Quel rischio è ben presente nella mente di una persona accorta come la Meloni anche se i suoi inquadrano le sue uscite di questi giorni più nella narrazione della campagna elettorale che su altro: «Giorgia ha fatto bene - osserva Alberto Balboni, regista della riforma al Senato - perché ha dimostrato ancora una volta di essere battagliera. Quando si presenta libera dai condizionamenti piace alla gente. E poi le critiche della sinistra sono sempre strumentali. Hanno presentato addirittura emendamenti che tolgono il diritto di voto ai senatori a vita. Vorrebbero trasformare la Segre in una senatrice di serie B».

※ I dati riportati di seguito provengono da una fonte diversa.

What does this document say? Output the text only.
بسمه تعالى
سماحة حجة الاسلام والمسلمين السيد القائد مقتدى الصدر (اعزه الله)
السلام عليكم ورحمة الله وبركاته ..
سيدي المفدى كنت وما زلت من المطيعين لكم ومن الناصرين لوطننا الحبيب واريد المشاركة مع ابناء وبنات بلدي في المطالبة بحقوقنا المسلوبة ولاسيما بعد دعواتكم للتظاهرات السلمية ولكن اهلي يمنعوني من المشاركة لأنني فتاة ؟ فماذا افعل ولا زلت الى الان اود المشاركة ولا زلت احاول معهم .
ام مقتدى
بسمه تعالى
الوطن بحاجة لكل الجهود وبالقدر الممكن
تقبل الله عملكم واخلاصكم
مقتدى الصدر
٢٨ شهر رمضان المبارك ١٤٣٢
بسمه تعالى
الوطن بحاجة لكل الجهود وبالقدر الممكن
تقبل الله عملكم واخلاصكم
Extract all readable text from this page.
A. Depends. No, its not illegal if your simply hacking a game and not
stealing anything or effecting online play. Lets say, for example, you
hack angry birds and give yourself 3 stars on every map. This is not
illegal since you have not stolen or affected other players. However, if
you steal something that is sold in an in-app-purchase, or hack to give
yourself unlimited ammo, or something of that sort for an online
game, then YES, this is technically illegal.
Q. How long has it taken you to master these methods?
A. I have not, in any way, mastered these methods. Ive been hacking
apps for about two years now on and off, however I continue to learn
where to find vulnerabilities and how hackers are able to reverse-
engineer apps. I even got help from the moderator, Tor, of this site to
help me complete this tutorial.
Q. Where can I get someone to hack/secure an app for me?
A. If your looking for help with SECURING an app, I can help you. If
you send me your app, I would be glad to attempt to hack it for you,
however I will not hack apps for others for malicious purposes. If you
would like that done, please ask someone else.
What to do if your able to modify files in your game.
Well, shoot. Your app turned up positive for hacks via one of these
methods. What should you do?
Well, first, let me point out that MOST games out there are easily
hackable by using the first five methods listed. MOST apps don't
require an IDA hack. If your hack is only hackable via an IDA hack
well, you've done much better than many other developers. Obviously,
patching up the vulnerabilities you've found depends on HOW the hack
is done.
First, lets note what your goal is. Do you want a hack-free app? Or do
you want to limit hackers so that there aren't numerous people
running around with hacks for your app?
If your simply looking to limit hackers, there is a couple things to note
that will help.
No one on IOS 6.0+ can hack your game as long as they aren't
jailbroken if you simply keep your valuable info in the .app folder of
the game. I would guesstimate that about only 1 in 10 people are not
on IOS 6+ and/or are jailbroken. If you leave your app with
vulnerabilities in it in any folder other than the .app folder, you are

Fin qui la propaganda elettorale, se si scruta però più dentro l'inner circle della Meloni ci si accorge che l'incognita del referendum pesa, eccome. Uno degli strateghi della battaglia sulle riforme di Fratelli d'Italia, di cui non si può fare il nome per non averlo sulla coscienza, lo ammette. «È chiaro - confida - che il governo non potrebbe superare indenne la sconfitta sul referendum su una riforma che è diventata la sua bandiera. Lo sa anche un bambino. Ecco perché è troppo rischiosa l'ipotesi di andare alla prova referendaria prima delle elezioni politiche. Semmai andrebbero valutate con attenzione due opzioni: quella di tenere il referendum insieme alle politiche o ancor meglio, almeno per me, farlo addirittura dopo».
Il piano è quindi è evitare, depotenziare o rinviare il referendum. Gianfranco Rotondi, democristiano approdato nelle fila di Fratelli d'Italia, ad esempio, tenterebbe in tutti i modi di allargare la maggioranza. «Bisogna tornare al vecchio schema democristiano - è la sua opinione - di non far coincidere maggioranza delle riforme con quella di governo. Quindi allargare, allargare il consenso per evitare che un'ipotetica sconfitta sia messa sul groppone di Palazzo Chigi. Per lo scopo abbiamo solo due interlocutori: Renzi o i 5stelle visto che il Pd ha fatto del bigottismo istituzionale la sua ideologia».
In realtà la ritrosia della Schlein ha ragioni politiche più che di merito: la battaglia nel referendum potrebbe essere il collante del cosiddetto «campo largo». Anzi, nel Pd molti sono convinti che il referendum rappresenti il grimaldello per far saltare l'attuale quadro politico. «Ora la Meloni - prevede il piddino Matteo Orfini - giura che se perde il referendum non si dimetterà, voglio vederla alla prova, quando imboccherà il piano inclinato della sconfitta». I paragoni non mancano da Cameron, il primo ministro inglese che perse il referendum sulla Brexit, a Renzi.
In queste condizioni è ovvio che l'obiettivo di allargare la maggioranza parlamentare resti un pio desiderio. È più probabile, invece, che la Meloni indossi i panni del console romano Quinto Fabio Massimo detto il Temporeggiatore, usi cioè la tattica del rinvio per individuare il momento più propizio per la battaglia. «Può scegliere tempi - è il parere di Stefano Ceccanti, il piddino più esperto in referendum - e non è poco.
Per cui se i sondaggi gli saranno favorevoli ci proverà il 2025-26, magari abbinandolo con possibili elezioni anticipate. Altrimenti lo fisserà con le politiche a scadenza naturale o addirittura dopo. Nessuno lo vieta».